The answer is that India feels quite puffed up over the period of last ten years because of certain factors. Firstly, India’s growing ties with the US, with the desire to make the former a geopolitical counterweight to Chinese influence in the Indo-Pacific, has considerably encouraged the Modi government to pursue the whims which otherwise could not even be cogitated by present day Congress led by the accommodating Rahul Gandhi. 

Secondly, ever since the Modi regime settled on the seat of power in New Delhi, it, being overwhelmed with the vision to build a nationalist image of India where hardcore values of Hindutva must reign, having the least regard for minorities, has been crushing dissent from those who dare criticize its authoritarian ways. The West have hitherto shut their eyes to rights violations of minorities in last 9 years. 

Thirdly, it goes without saying that India has taken up a rapid journey towards being an economic powerhouse, which promises to attract business ventures from other economies of the world. Sometimes, states also tend to shrug off foibles when it comes to bigger financial gains to be made with particular countries. Modi, whom India’s external agency, RAW, directly reports to, must have ignored the fact that killings of minorities and the garlanding of the murderers by his party men may be permissible in India, but not on western lands, where the rule of law cannot turn a blind eye to the heinous murders of their citizens. 
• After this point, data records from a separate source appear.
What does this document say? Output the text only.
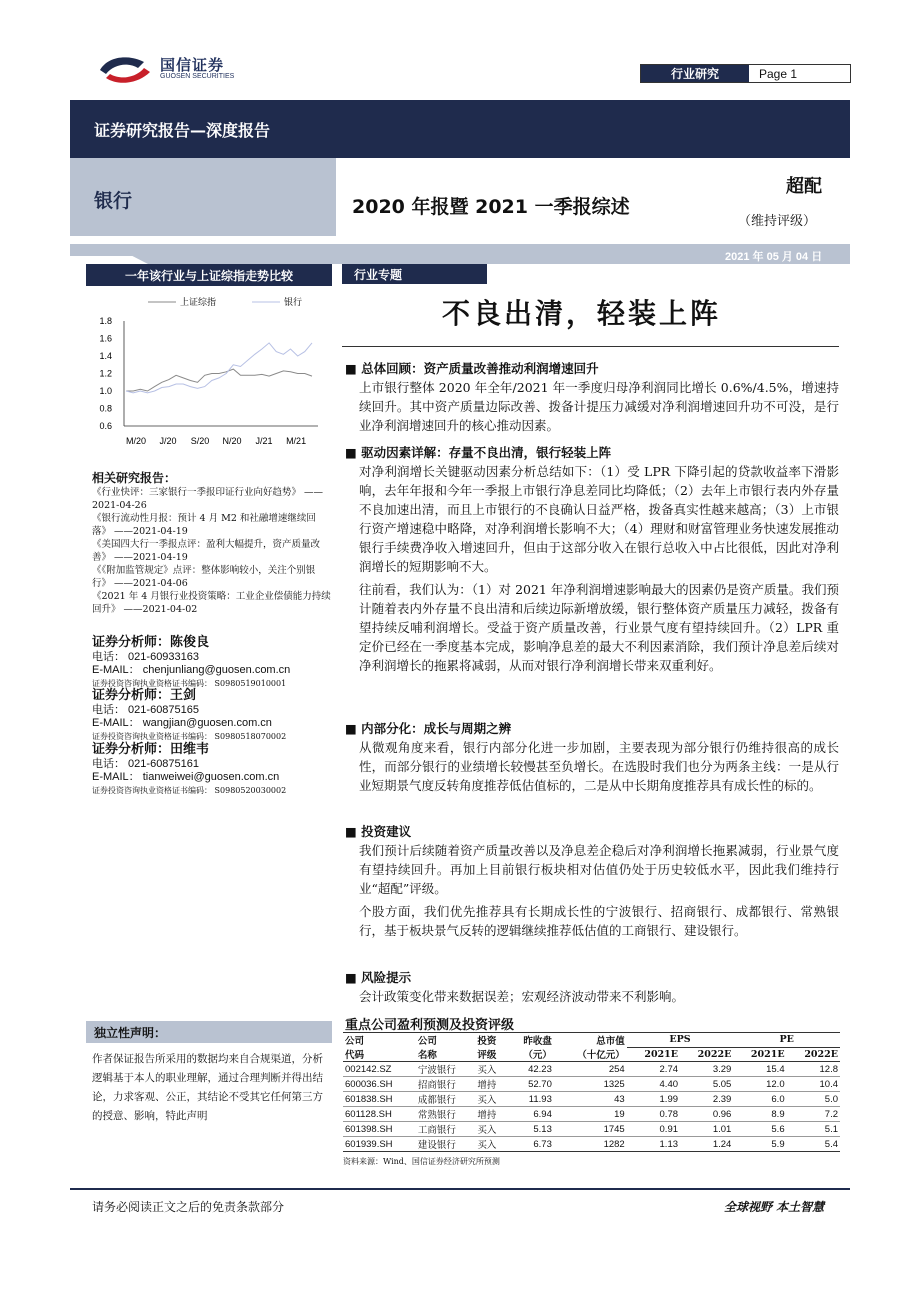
国信证券
GUOSEN SECURITIES	行业研究	Page 1
证券研究报告—深度报告
银行	2020 年报暨 2021 一季报综述
超配
（维持评级）
2021 年 05 月 04 日
一年该行业与上证综指走势比较	行业专题
不良出清，轻装上阵
上证综指	银行
1.8
1.6
1.4
1.2
1.0
0.8
0.6
M/20 J/20 S/20 N/20 J/21 M/21
相关研究报告：
《行业快评：三家银行一季报印证行业向好趋势》 ——2021-04-26
《银行流动性月报：预计 4 月 M2 和社融增速继续回落》 ——2021-04-19
《美国四大行一季报点评：盈利大幅提升，资产质量改善》 ——2021-04-19
《《附加监管规定》点评：整体影响较小，关注个别银行》 ——2021-04-06
《2021 年 4 月银行业投资策略：工业企业偿债能力持续回升》 ——2021-04-02
证券分析师：陈俊良
电话： 021-60933163
E-MAIL： chenjunliang@guosen.com.cn
证券投资咨询执业资格证书编码： S0980519010001
证券分析师：王剑
电话： 021-60875165
E-MAIL： wangjian@guosen.com.cn
证券投资咨询执业资格证书编码： S0980518070002
证券分析师：田维韦
电话： 021-60875161
E-MAIL： tianweiwei@guosen.com.cn
证券投资咨询执业资格证书编码： S0980520030002
■ 总体回顾：资产质量改善推动利润增速回升
上市银行整体 2020 年全年/2021 年一季度归母净利润同比增长 0.6%/4.5%，增速持续回升。其中资产质量边际改善、拨备计提压力减缓对净利润增速回升功不可没，是行业净利润增速回升的核心推动因素。
■ 驱动因素详解：存量不良出清，银行轻装上阵
对净利润增长关键驱动因素分析总结如下：（1）受 LPR 下降引起的贷款收益率下滑影响，去年年报和今年一季报上市银行净息差同比均降低；（2）去年上市银行表内外存量不良加速出清，而且上市银行的不良确认日益严格，拨备真实性越来越高；（3）上市银行资产增速稳中略降，对净利润增长影响不大；（4）理财和财富管理业务快速发展推动银行手续费净收入增速回升，但由于这部分收入在银行总收入中占比很低，因此对净利润增长的短期影响不大。
往前看，我们认为：（1）对 2021 年净利润增速影响最大的因素仍是资产质量。我们预计随着表内外存量不良出清和后续边际新增放缓，银行整体资产质量压力减轻，拨备有望持续反哺利润增长。受益于资产质量改善，行业景气度有望持续回升。（2）LPR 重定价已经在一季度基本完成，影响净息差的最大不利因素消除，我们预计净息差后续对净利润增长的拖累将减弱，从而对银行净利润增长带来双重利好。
■ 内部分化：成长与周期之辨
从微观角度来看，银行内部分化进一步加剧，主要表现为部分银行仍维持很高的成长性，而部分银行的业绩增长较慢甚至负增长。在选股时我们也分为两条主线：一是从行业短期景气度反转角度推荐低估值标的，二是从中长期角度推荐具有成长性的标的。
■ 投资建议
我们预计后续随着资产质量改善以及净息差企稳后对净利润增长拖累减弱，行业景气度有望持续回升。再加上目前银行板块相对估值仍处于历史较低水平，因此我们维持行业“超配”评级。
个股方面，我们优先推荐具有长期成长性的宁波银行、招商银行、成都银行、常熟银行，基于板块景气反转的逻辑继续推荐低估值的工商银行、建设银行。
■ 风险提示
会计政策变化带来数据误差；宏观经济波动带来不利影响。
独立性声明：
作者保证报告所采用的数据均来自合规渠道，分析逻辑基于本人的职业理解，通过合理判断并得出结论，力求客观、公正，其结论不受其它任何第三方的授意、影响，特此声明
重点公司盈利预测及投资评级
公司	公司	投资	昨收盘	总市值	EPS		PE	
代码	名称	评级	（元）	（十亿元）	2021E	2022E	2021E	2022E
002142.SZ	宁波银行	买入	42.23	254	2.74	3.29	15.4	12.8
600036.SH	招商银行	增持	52.70	1325	4.40	5.05	12.0	10.4
601838.SH	成都银行	买入	11.93	43	1.99	2.39	6.0	5.0
601128.SH	常熟银行	增持	6.94	19	0.78	0.96	8.9	7.2
601398.SH	工商银行	买入	5.13	1745	0.91	1.01	5.6	5.1
601939.SH	建设银行	买入	6.73	1282	1.13	1.24	5.9	5.4
资料来源：Wind、国信证券经济研究所预测
请务必阅读正文之后的免责条款部分	全球视野 本土智慧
Fourthly, India’s exploits of killings on foreign lands are motivated because of vicious murderous ploys adopted in regional countries with impunity. India has been promoting unrest in Pakistan, Bangladesh, Nepal and Afghanistan. The capture of in-service RAW agent in Pakistan, Kulbhushan Jadhav is an example in this regard. The spy has confessed to Indian involvement into many terror attacks in Pakistan, taking hundreds of innocent lives.  

This case now is a litmus test for western liberal democracies. India, no doubt, is a big market to them. It has recently hosted the G20 Summit, and is a member of the Quadrilateral Security Dialogue (Quad) comprising of the US, Japan and Australia as its other members. It is a strategic partner to the US, Australia and many other western states, with numerous defence and trade deals. Notwithstanding all these deals & pacts, it is yet to be seen if the rule of law, as embedded in western democracies wins, or the money-spinning compromises yield to fiscal realities.

The author is an educationist and historian.